猫のいる家庭で育ったわたしが犬と暮らすなんてことは、お兄ちゃんワンコと出会うまではまったく想像もできなかった。
犬に対して良いイメージを持っていなかった理由は2つある一つは、小さい時に白くて大きな犬に追いかけられたことがトラウマに
なったこと。もう一つは、お散歩しているワンコが服を着ていることに対して「どうして?」と疑問しか持っていなかったからだ。
ところがどうだろう。いざワンコと暮らしてみると、着せてしまうのだ。夏はTシャツに浴衣、冬はジャンパーにダウンにマフラー。季節ごとに自分の服よりも高い服が増えていく。我が家の納戸の一角はワンコの洋服コーナーと化している
ワンコには、お散歩をするとワンコ友達ができる。よそのワンコは本当にかわいい服を着ていて、うちだけが裸族(らぞく)だと、ちょっと気おくれすることも服が増える理由だが、それにも増して、服を着るとかわいさが増してしまうのだ。イベント
ごとも大忙しで、ハロウィンにはカボチャを被り、クリスマスにはサンタの衣装、お正月には干支の被り物で年賀状を飾り、桜が咲けば桜の下で撮影会、端午の節句には鯉のぼりを背負ってポーズ。気がつけば一年中コスプレしている( させられている)のだ。
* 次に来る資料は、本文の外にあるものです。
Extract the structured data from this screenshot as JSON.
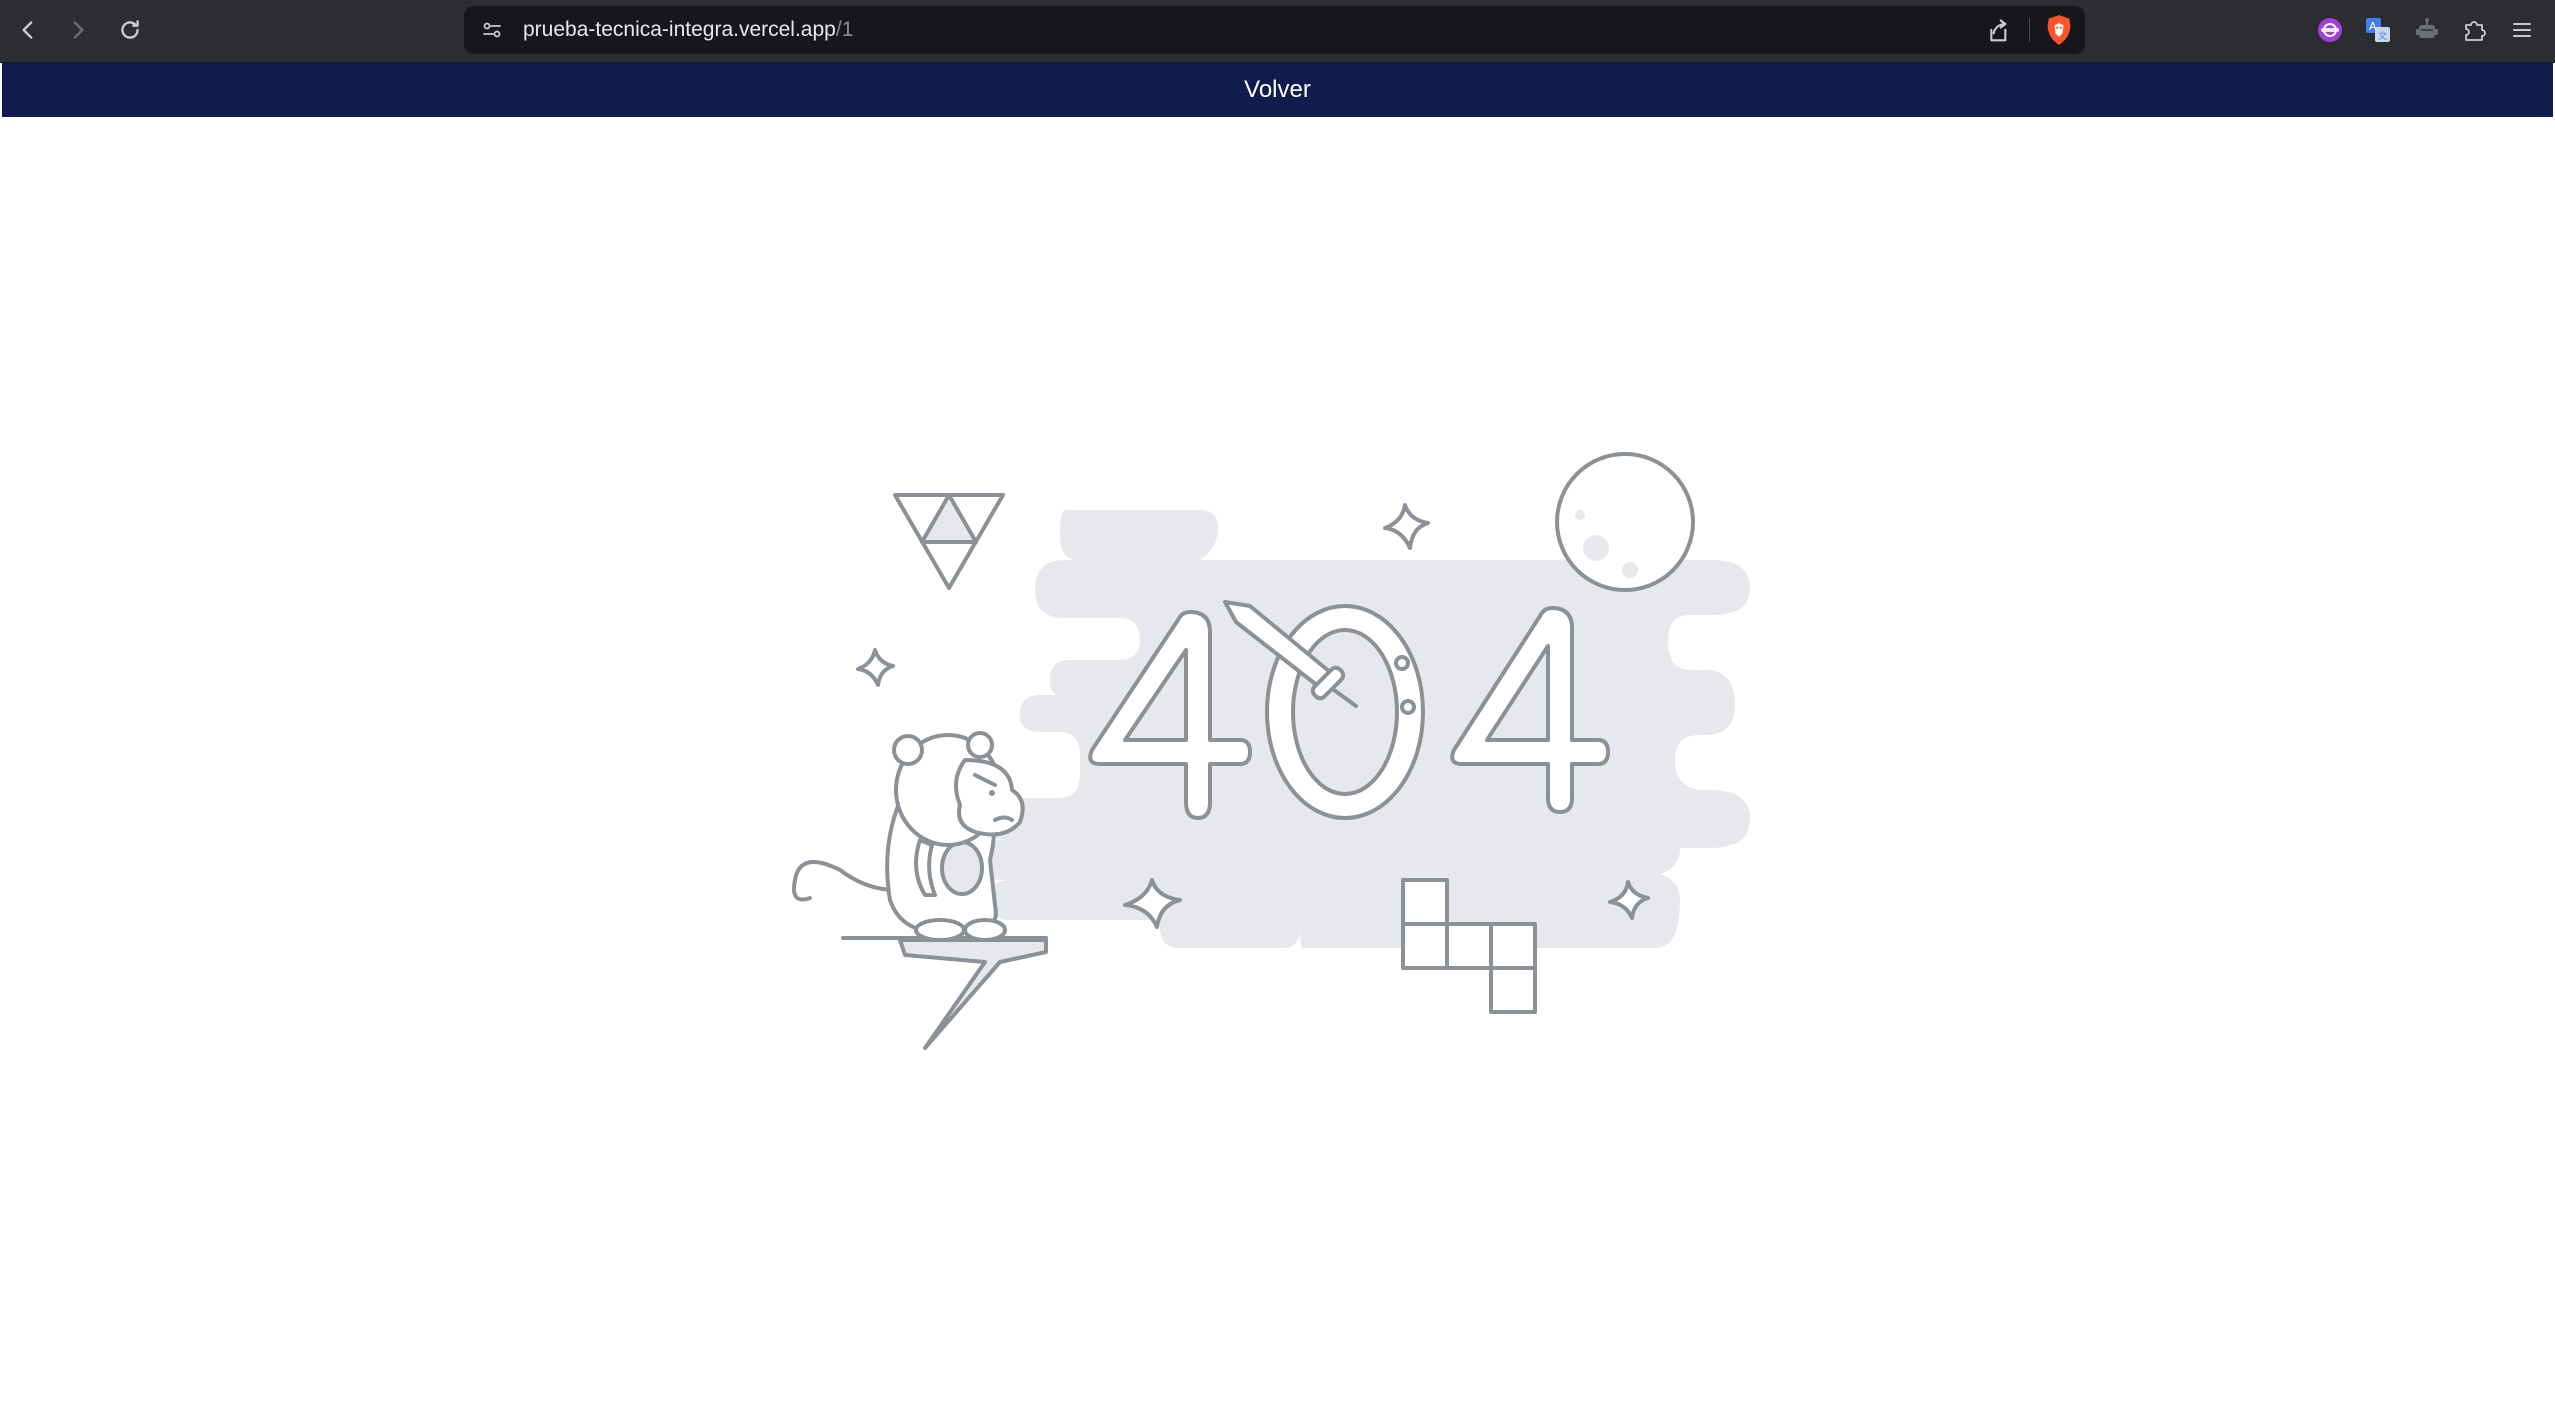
{
  "browser": {
    "url_host": "prueba-tecnica-integra.vercel.app",
    "url_path": "/1",
    "icons": {
      "back": "back-arrow-icon",
      "forward": "forward-arrow-icon",
      "reload": "reload-icon",
      "site_settings": "site-settings-icon",
      "share": "share-icon",
      "brave_shields": "brave-shield-icon",
      "extensions": [
        "purple-extension-icon",
        "translate-icon",
        "robot-icon",
        "puzzle-icon",
        "menu-icon"
      ]
    }
  },
  "app": {
    "header_bg": "#111c4e",
    "back_label": "Volver"
  },
  "error": {
    "code": "404",
    "illustration": "404-monkey-illustration"
  }
}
こう書くと、「犬も気の毒に…」と非難の声が聞こえてきそうだが、ワンコたちもまんざらではないようだ。ポーズを取るごとに「かわいいね〜」といわれ、通りすがりの知らない方にも「かっこいいね〜」といわれるたびに、目がキラキラ、背筋もシャン
と伸びる。怒るとそっぽを向いて聞こえないふりをするが、誉め言葉はとてもよく聞こえるのはワンコ共通の特長なのだろう。「来年も、たくさんのイベントを一緒に過ごそうね!」と弟ワンコに話しかけてみるが、薄目を開けて知らんふり。きっと心の中ではワクワクしているに違いない、とそう思うことにしよう。